Want to learn how to create the same effect with Maya? Check out Creating Product Shots in Maya.
So far in this course we've rendered all of our tests at draft quality. And now we're ready to do a final rendering. We'll need to check in with the render quality settings in order to get the best results. One thing that you might want to look at is the quality of the aerial lights themselves. In this studio lighting set-up, remember, we have mental ray area spotlights as our key lights. I'm going to select one of those, and go over to the Modify panel, and go down to the bottom to the Area Light parameters, and open that up.
And you'll see there's two fields here for samples in u and v, and this is the quality of the area lighting itself. And that affects the illumination as well as the shadows. A general rule of thumb is the larger the radius of the light is, the higher the samples value will need to be. Currently, our lights are set to the default sample values of five, and we're getting a good enough result. So there's no compelling reason for me to increase these values, because it would just cause the render time to become longer, and we wouldn't notice much difference on the screen.
However if we were rendering at a higher resolution or if we had a greater radius to the area light, we might need to increase these samples up to, let's say maybe, ten.
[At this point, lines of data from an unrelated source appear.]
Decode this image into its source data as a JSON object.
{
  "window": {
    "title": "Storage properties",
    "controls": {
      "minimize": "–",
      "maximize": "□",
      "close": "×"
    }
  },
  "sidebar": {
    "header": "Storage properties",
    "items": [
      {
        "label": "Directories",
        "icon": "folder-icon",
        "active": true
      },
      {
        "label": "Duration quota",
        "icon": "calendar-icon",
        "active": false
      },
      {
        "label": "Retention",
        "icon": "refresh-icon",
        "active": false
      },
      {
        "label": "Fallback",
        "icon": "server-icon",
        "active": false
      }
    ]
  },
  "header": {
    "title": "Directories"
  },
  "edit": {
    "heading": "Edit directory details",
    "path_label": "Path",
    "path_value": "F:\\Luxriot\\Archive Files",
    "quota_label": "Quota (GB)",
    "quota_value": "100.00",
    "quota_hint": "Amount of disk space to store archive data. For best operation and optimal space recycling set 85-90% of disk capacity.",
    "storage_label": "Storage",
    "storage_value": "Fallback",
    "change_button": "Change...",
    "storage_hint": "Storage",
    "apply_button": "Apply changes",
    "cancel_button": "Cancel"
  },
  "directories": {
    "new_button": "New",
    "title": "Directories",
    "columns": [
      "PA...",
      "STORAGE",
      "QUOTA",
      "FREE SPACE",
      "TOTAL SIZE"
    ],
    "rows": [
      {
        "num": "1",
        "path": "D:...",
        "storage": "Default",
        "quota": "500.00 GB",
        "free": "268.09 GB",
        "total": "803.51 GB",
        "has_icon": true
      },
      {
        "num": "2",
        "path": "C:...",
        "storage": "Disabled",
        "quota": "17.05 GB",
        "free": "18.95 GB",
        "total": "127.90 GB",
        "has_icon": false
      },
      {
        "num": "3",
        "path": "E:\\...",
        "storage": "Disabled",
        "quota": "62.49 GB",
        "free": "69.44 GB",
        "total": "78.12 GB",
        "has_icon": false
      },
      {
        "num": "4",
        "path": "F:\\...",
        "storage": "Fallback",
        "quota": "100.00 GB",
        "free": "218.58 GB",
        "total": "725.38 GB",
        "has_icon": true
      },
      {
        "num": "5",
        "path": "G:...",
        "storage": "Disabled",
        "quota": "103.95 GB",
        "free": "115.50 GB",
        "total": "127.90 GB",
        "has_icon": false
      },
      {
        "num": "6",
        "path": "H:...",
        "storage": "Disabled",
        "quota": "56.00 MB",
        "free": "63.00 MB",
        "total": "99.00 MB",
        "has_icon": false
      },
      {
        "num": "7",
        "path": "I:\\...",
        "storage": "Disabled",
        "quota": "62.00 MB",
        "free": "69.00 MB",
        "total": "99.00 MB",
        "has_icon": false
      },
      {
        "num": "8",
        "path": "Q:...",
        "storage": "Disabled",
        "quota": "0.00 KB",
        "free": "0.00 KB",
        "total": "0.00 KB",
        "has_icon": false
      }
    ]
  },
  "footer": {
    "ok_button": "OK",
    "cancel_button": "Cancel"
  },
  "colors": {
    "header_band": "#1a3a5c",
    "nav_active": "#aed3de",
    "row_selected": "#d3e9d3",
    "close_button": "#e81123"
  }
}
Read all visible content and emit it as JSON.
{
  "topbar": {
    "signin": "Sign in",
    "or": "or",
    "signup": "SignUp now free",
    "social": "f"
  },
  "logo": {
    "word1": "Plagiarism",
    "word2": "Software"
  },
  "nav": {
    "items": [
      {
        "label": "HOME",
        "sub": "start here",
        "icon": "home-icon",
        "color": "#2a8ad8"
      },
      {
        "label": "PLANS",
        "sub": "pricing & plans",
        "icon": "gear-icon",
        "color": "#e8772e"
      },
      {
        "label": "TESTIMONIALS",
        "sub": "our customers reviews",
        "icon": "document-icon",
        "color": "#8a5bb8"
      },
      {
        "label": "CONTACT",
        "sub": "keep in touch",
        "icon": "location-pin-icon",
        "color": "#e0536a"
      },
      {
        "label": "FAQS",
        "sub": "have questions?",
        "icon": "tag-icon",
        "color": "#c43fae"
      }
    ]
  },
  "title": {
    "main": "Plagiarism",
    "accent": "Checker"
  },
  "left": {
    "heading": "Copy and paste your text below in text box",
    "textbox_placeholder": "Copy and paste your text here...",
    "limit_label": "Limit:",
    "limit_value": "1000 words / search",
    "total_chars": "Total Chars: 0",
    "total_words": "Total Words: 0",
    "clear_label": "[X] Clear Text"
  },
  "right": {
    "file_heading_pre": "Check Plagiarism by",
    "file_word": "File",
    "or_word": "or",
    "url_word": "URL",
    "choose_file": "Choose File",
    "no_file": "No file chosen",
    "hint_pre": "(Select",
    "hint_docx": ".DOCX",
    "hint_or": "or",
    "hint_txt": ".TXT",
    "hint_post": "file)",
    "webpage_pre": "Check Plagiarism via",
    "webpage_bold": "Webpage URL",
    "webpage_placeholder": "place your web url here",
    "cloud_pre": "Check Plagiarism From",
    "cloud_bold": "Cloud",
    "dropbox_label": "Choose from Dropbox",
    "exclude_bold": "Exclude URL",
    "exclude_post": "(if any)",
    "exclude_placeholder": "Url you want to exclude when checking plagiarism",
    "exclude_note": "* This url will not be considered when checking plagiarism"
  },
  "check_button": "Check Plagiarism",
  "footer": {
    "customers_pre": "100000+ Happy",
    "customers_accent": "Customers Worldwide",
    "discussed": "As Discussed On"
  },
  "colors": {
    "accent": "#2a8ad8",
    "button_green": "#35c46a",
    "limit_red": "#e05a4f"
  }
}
The main area that you'll need to look at to improve your render quality is in the render setup dialogue. Go to the render setup dialogue, and in the Renderer tab you will see the sampling quality section, and we have different sampling modes in mental right now. We can just use the unified sampling mode in this case. And really all we need to worry about is this one setting here which is the quality.
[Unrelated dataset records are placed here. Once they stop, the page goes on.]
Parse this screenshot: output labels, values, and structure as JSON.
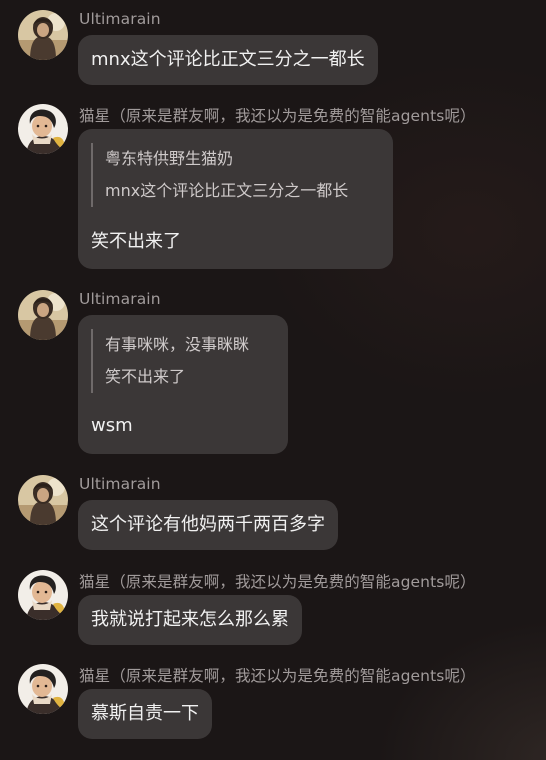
{
  "messages": [
    {
      "sender": "Ultimarain",
      "avatar": "ultimarain-avatar",
      "text": "mnx这个评论比正文三分之一都长"
    },
    {
      "sender": "猫星（原来是群友啊，我还以为是免费的智能agents呢）",
      "avatar": "maoxing-avatar",
      "quote": [
        "粤东特供野生猫奶",
        "mnx这个评论比正文三分之一都长"
      ],
      "text": "笑不出来了"
    },
    {
      "sender": "Ultimarain",
      "avatar": "ultimarain-avatar",
      "quote": [
        "有事咪咪，没事眯眯",
        "笑不出来了"
      ],
      "text": "wsm"
    },
    {
      "sender": "Ultimarain",
      "avatar": "ultimarain-avatar",
      "text": "这个评论有他妈两千两百多字"
    },
    {
      "sender": "猫星（原来是群友啊，我还以为是免费的智能agents呢）",
      "avatar": "maoxing-avatar",
      "text": "我就说打起来怎么那么累"
    },
    {
      "sender": "猫星（原来是群友啊，我还以为是免费的智能agents呢）",
      "avatar": "maoxing-avatar",
      "text": "慕斯自责一下"
    }
  ],
  "colors": {
    "background": "#1b1616",
    "bubble": "#3b3737",
    "sender": "#a19b9b",
    "quote_bar": "#6f6a6a"
  }
}
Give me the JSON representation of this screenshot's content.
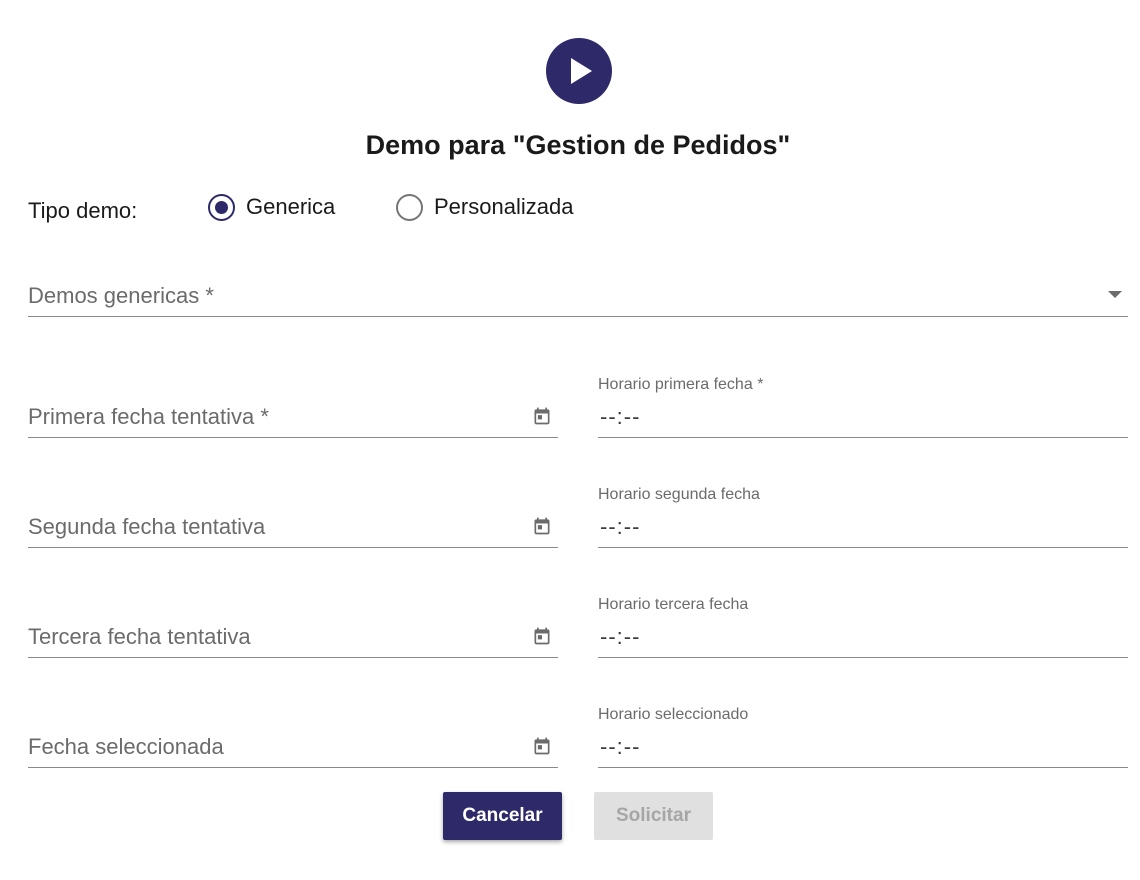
{
  "header": {
    "icon": "play-circle-icon",
    "title": "Demo para \"Gestion de Pedidos\""
  },
  "tipo_demo": {
    "label": "Tipo demo:",
    "options": [
      {
        "label": "Generica",
        "selected": true
      },
      {
        "label": "Personalizada",
        "selected": false
      }
    ]
  },
  "demos_select": {
    "label": "Demos genericas",
    "required_mark": "*",
    "value": ""
  },
  "dates": [
    {
      "label": "Primera fecha tentativa",
      "required_mark": "*",
      "time_label": "Horario primera fecha",
      "time_required_mark": "*",
      "time_value": "--:--"
    },
    {
      "label": "Segunda fecha tentativa",
      "required_mark": "",
      "time_label": "Horario segunda fecha",
      "time_required_mark": "",
      "time_value": "--:--"
    },
    {
      "label": "Tercera fecha tentativa",
      "required_mark": "",
      "time_label": "Horario tercera fecha",
      "time_required_mark": "",
      "time_value": "--:--"
    },
    {
      "label": "Fecha seleccionada",
      "required_mark": "",
      "time_label": "Horario seleccionado",
      "time_required_mark": "",
      "time_value": "--:--"
    }
  ],
  "actions": {
    "cancel_label": "Cancelar",
    "submit_label": "Solicitar",
    "submit_enabled": false
  },
  "colors": {
    "primary": "#2e2a6a",
    "disabled_bg": "#e0e0e0",
    "disabled_text": "#a6a6a6"
  }
}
And basically it determines whether more samples should be taken or not. We have a minimum and maximum value here. This means that there will be at least one sample per pixel and at most 128 samples per pixel. The higher this quality value is the more likely a single pixel will be sampled more than once, depending on its contrast and neighboring pixels. With a low value like 0.25 we'll never, ever reach a maximum of 128 samples per pixel, and if we did that would be a very, very slow render.
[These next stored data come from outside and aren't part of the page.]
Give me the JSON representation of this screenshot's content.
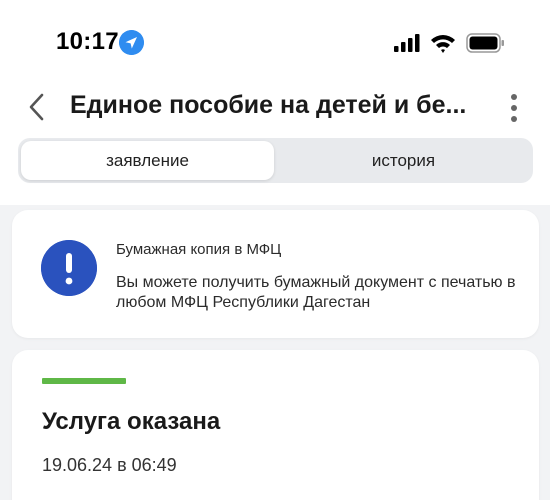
{
  "status_bar": {
    "time": "10:17"
  },
  "header": {
    "title": "Единое пособие на детей и бе..."
  },
  "tabs": [
    {
      "label": "заявление",
      "active": true
    },
    {
      "label": "история",
      "active": false
    }
  ],
  "info_card": {
    "title": "Бумажная копия в МФЦ",
    "text": "Вы можете получить бумажный документ с печатью в любом МФЦ Республики Дагестан"
  },
  "status_card": {
    "status": "Услуга оказана",
    "date": "19.06.24 в 06:49"
  },
  "colors": {
    "accent_blue": "#2a52be",
    "location_blue": "#2f8cf0",
    "status_green": "#5fb847",
    "background": "#f2f3f5"
  },
  "icons": {
    "back": "chevron-left-icon",
    "more": "more-vertical-icon",
    "alert": "exclamation-icon",
    "location": "location-arrow-icon",
    "signal": "cellular-signal-icon",
    "wifi": "wifi-icon",
    "battery": "battery-icon"
  }
}
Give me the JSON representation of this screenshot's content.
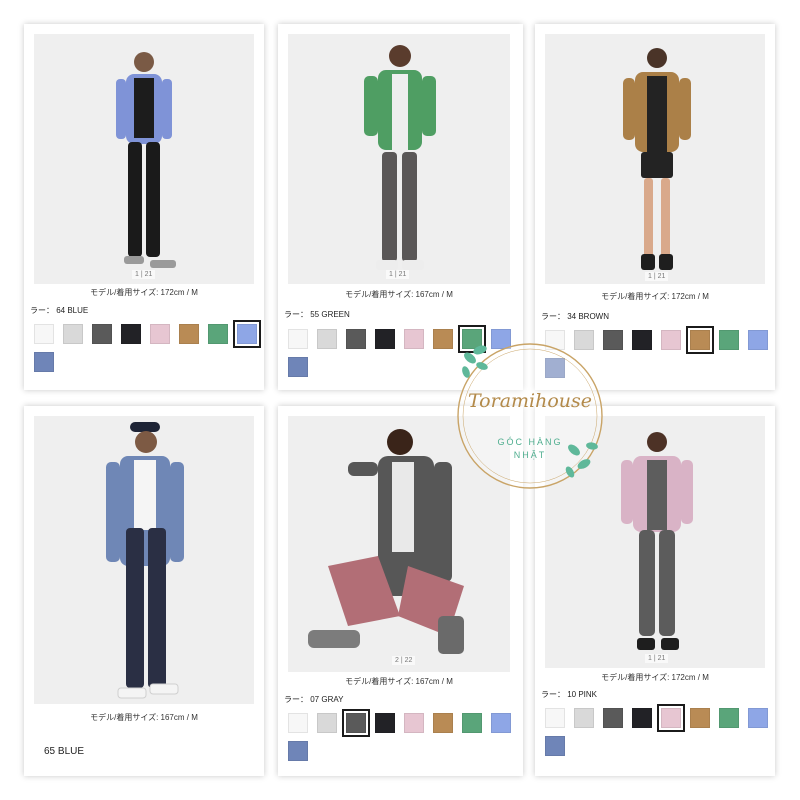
{
  "cards": [
    {
      "id": "blue-64",
      "counter": "1 | 21",
      "meta": "モデル/着用サイズ: 172cm / M",
      "color_label": "ラー：  64 BLUE",
      "jacket": "#7f93d7",
      "top": "#1c1c1c",
      "bottom": "#1a1a1a",
      "swatches": [
        "#f7f7f7",
        "#d9d9d9",
        "#5a5a5a",
        "#222226",
        "#e7c6d2",
        "#b98b55",
        "#5aa57a",
        "#8ea6e6",
        "#6f85b8"
      ],
      "selected": 7
    },
    {
      "id": "green-55",
      "counter": "1 | 21",
      "meta": "モデル/着用サイズ: 167cm / M",
      "color_label": "ラー：  55 GREEN",
      "jacket": "#4f9e63",
      "top": "#eeeeee",
      "bottom": "#5a5757",
      "swatches": [
        "#f7f7f7",
        "#d9d9d9",
        "#5a5a5a",
        "#222226",
        "#e7c6d2",
        "#b98b55",
        "#5aa57a",
        "#8ea6e6",
        "#6f85b8"
      ],
      "selected": 6
    },
    {
      "id": "brown-34",
      "counter": "1 | 21",
      "meta": "モデル/着用サイズ: 172cm / M",
      "color_label": "ラー：  34 BROWN",
      "jacket": "#ab8048",
      "top": "#232323",
      "bottom": "#232323",
      "swatches": [
        "#f7f7f7",
        "#d9d9d9",
        "#5a5a5a",
        "#222226",
        "#e7c6d2",
        "#b98b55",
        "#5aa57a",
        "#8ea6e6",
        "#6f85b8"
      ],
      "selected": 5
    },
    {
      "id": "blue-65",
      "counter": "",
      "meta": "モデル/着用サイズ: 167cm / M",
      "big_color": "65 BLUE",
      "jacket": "#6f87b6",
      "top": "#f5f5f5",
      "bottom": "#2a2f44",
      "swatches": [],
      "selected": -1
    },
    {
      "id": "gray-07",
      "counter": "2 | 22",
      "meta": "モデル/着用サイズ: 167cm / M",
      "color_label": "ラー：  07 GRAY",
      "jacket": "#575757",
      "top": "#e9e9e9",
      "bottom": "#b26e76",
      "swatches": [
        "#f7f7f7",
        "#d9d9d9",
        "#5a5a5a",
        "#222226",
        "#e7c6d2",
        "#b98b55",
        "#5aa57a",
        "#8ea6e6",
        "#6f85b8"
      ],
      "selected": 2
    },
    {
      "id": "pink-10",
      "counter": "1 | 21",
      "meta": "モデル/着用サイズ: 172cm / M",
      "color_label": "ラー：  10 PINK",
      "jacket": "#d9b3c6",
      "top": "#5d5d5d",
      "bottom": "#5c5c5c",
      "swatches": [
        "#f7f7f7",
        "#d9d9d9",
        "#5a5a5a",
        "#222226",
        "#e7c6d2",
        "#b98b55",
        "#5aa57a",
        "#8ea6e6",
        "#6f85b8"
      ],
      "selected": 4
    }
  ],
  "watermark": {
    "name": "Toramihouse",
    "tagline_line1": "GÓC HÀNG",
    "tagline_line2": "NHẬT",
    "gold": "#c9a467",
    "leaf": "#5fb89a"
  }
}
We actually never want to get up to 128. That's just a really crazy number of samples per pixel. Essentially, a good value for production is a quality of one. And that'll result in a minimum of one sample per pixel, and a maximum of something like 16 samples per pixel. We don't know exactly how many samples per pixel, we're going to reach. If we really needed to clamp it, and make sure we had a maximum threshold, we could put that in here. But, again there's no real compelling reason to do that. I'm just going to leave this at a default of 128.
Here are a couple of renders I've already made in order to demonstrate the difference in quality settings. On the left, we have a quality of 0.25 which is draft quality, and on the right, a quality of 1.0. In the training video, you might not be able to tell the difference between these because the video size has been sampled down. What I need to do to show you the difference here is to zoom in a bit on these. And take a look, especially at this area here of the watch. You can see that it looks kind of crunchy here in the draft quality rendering, with a quality of 0.25.
And it looks nice and smooth here in the production render with a value of 1.0. Additionally, you can see there's a lot of grain here in the watch band. And it looks pretty smooth over here. We can get even closer on that. Take a look at this. The draft quality rendering is quite grainy once you get up close on it. Every scene and every lighting situation is going to be different and may require different quality settings in the renderer. Here's a scene that uses environment mapping for imaged base lighting. And in this case to get good results, I had to increase the sampling quality even more.
Let's take a look at some prepared renders. Here are three renderings of this scene, with different sample quality settings. And again, we have to zoom in on this to see this really clearly. On the left we've got a sample of 0.25, or draft quality. Zoom in on that. In the middle here, I've got a sample quality of 1.0. And as you can see, this one looks pretty crunchy, this one's a little bit smoother. But we're still getting some grain up here. Got a lot of grain here moderate grain here.
This third image was rendered with a sample quality of 3.0 which is actually a pretty high value. But having done that now, the watch band looks a lot smoother. Once again, this is 0.25, 1.0, and 3.0. And, by the way, the image-based lighting technique with environment mapping took longer to render than the version with a self-illuminated piece of geometry. This frame took about 40 seconds to render. This one took about 2 minutes and 10 seconds, and this one took about 4 minutes to render.
But again every scene is going to be different, every situation is different. And you'll just need to do a bunch of test renders, to make sure that you've got the right settings for production output.